Will Molecular Optical Imaging Have Clinically Important Roles in Stroke Management, and How?

Affiliations
  • 1Molecular Imaging and Neurovascular Research Laboratory, Department of Neurology, Dongguk University Ilsan Hospital, Goyang, Korea. kdongeog@duih.org
  • 2Center for Molecular Imaging Research, Department of Radiology, Massachusetts General Hospital, Harvard Medical School, Charlestown, Massachusetts, USA.
  • 3Department of Radiology, University of Texas M.D. Anderson Cancer Center, Houston, Texas, USA.

Abstract

Molecular imaging is a novel technology to visualize biological processes at the cellular and molecular levels, which is reshaping both biomedical research and clinical practice. By providing molecular information to supplement and augment conventional anatomy-based imaging, molecular imaging is expected to allow 1) the earlier detection of diseases, 2) precise evaluation of disease stages, and 3) both diagnostic and therapeutic monitoring of disease progression in a quantitative manner. In this brief review, we present our view on the prospects of molecular optical imaging in the field of stroke practice, focusing on the imaging vulnerability of atherosclerotic plaques, thrombolytic resistance, real-time cerebral perfusion, and penumbra.

Keyword

molecular imaging; stroke; optical imaging

MeSH Terms

Biological Processes
Disease Progression
Molecular Imaging
Optical Imaging
Perfusion
Plaque, Atherosclerotic
Stroke

Figure

  • Fig. 1 Duplex ultrasonography and angiography imaging provide structural information about carotid atherosclerosis.
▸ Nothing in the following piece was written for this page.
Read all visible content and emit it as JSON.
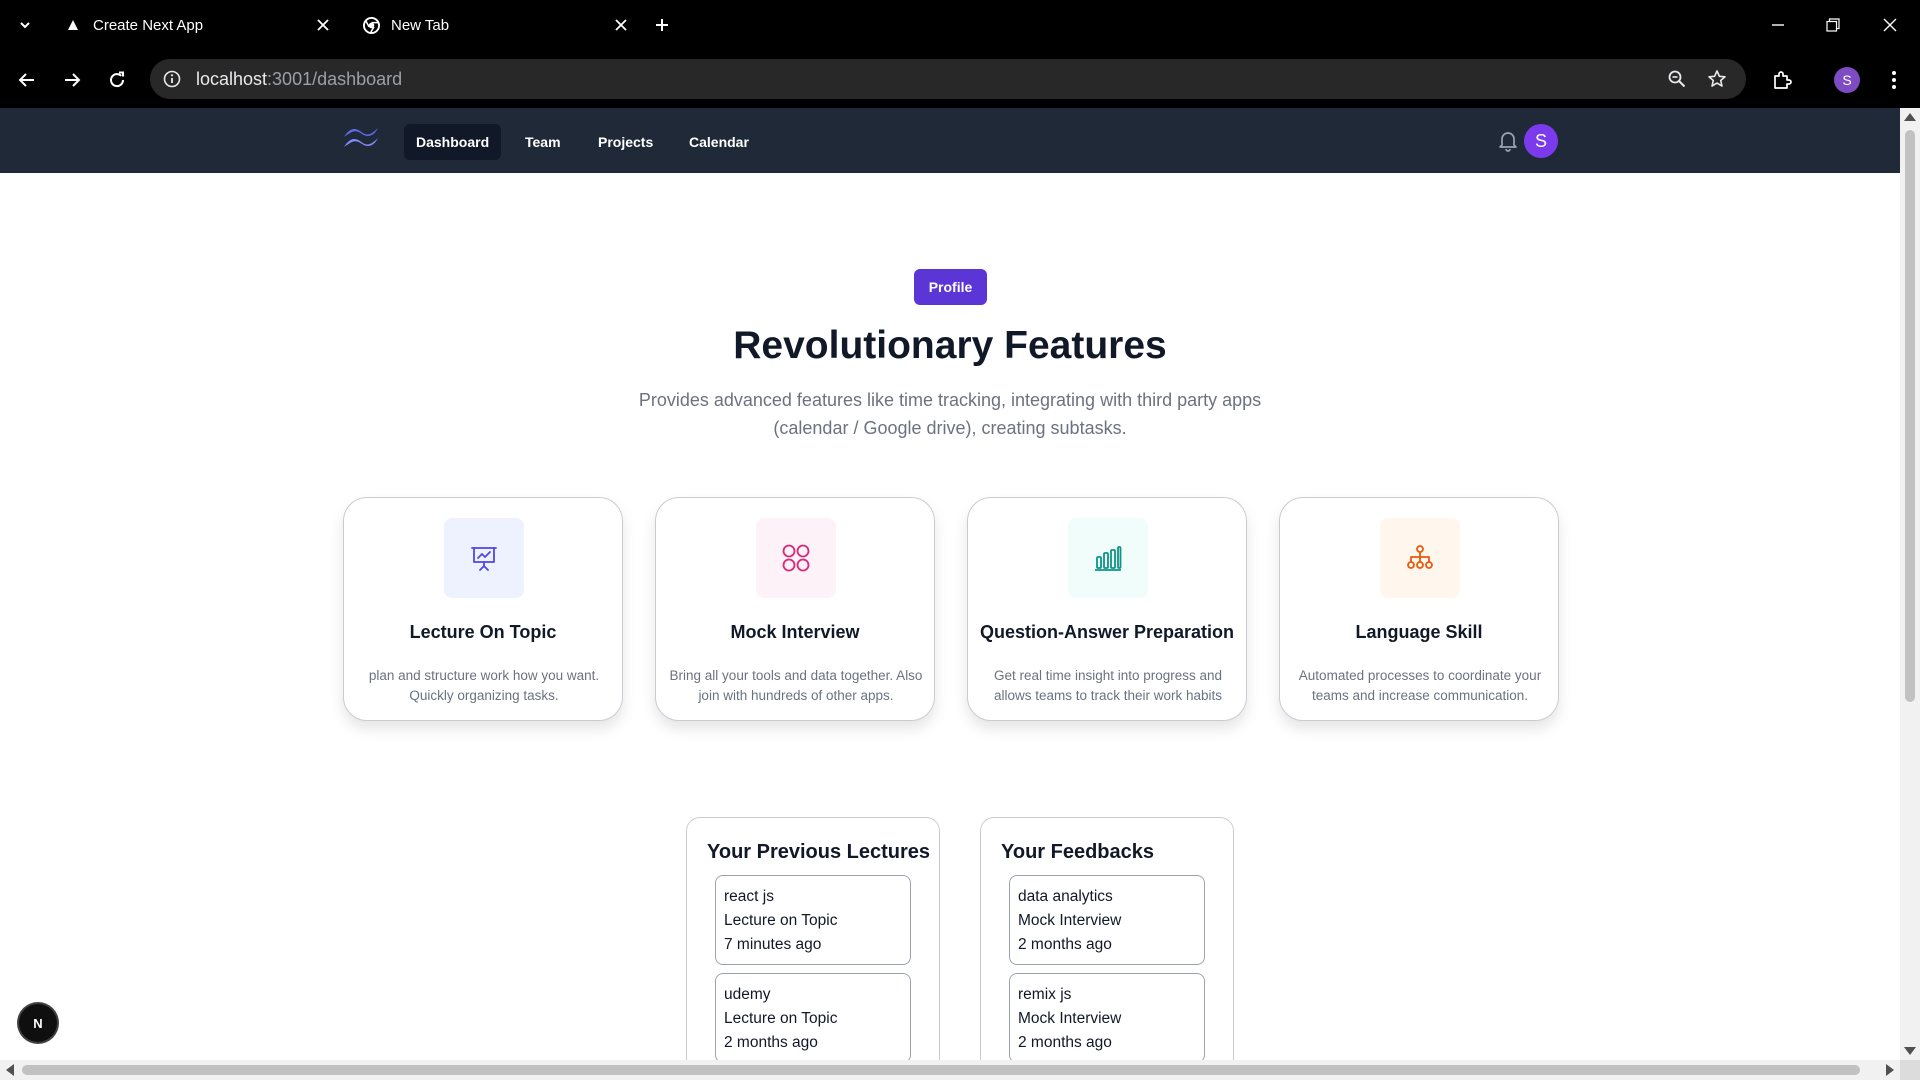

In the carotid sonograph (A), the atherosclerotic plaque is shown to have heterogeneous echodensity (blue arrows). The digital subtraction angiogram (B) shows significant atherosclerotic narrowing of the internal carotid artery. Current stroke practice relies heavily on the degree of carotid stenosis, as demonstrated by these anatomy-based structural imaging modalities. Adapted from Kim and Jeong87 with permission from the Korean Medical Association.

  • Fig. 2 Three-dimensional carotid positron-emission tomography and computed tomography angiography imaging. 18Fluoro-deoxyglucose uptake is elevated in the right carotid artery (blue arrow), reflecting increased metabolism due to heavy infiltration of inflammatory cells such as macrophages in the atherosclerotic plaque. Adapted from Kim and Jeong87 with permission from the Korean Medical Association. The numbers on the pseudo-color bar indicate standard uptake values.

  • Fig. 3 Protease-activatable near-infrared fluorescent (NIRF) imaging to allow the visualization of vulnerable plaques in the aorta of a mouse. In the areas positive for cathepsin K (CatK) immunohistochemical staining (A, ×20, red-colored regions), the fluorescence activation of the intravenously-injected imaging agent59 by the CatK cleavage activity is evident in NIRF microscopy imaging of cryosections of the aortic atheromata in an ApoEknock-out mouse fed on a Western diet (B, ×20); the co-localization is illustrated by the yellow arrowheads. Higher magnification (C, ×40) reveals the derangement of undulated elastic fibers (red arrow), suggesting matrix disorganization. A stable portion of the artery without CatK activity or elastin degradation is indicated by the blue arrow. Taken together, these results suggest that molecular optical imaging can reflect matrix-disorganizing protease activity, allowing identification of rupture-prone inflammatory plaques.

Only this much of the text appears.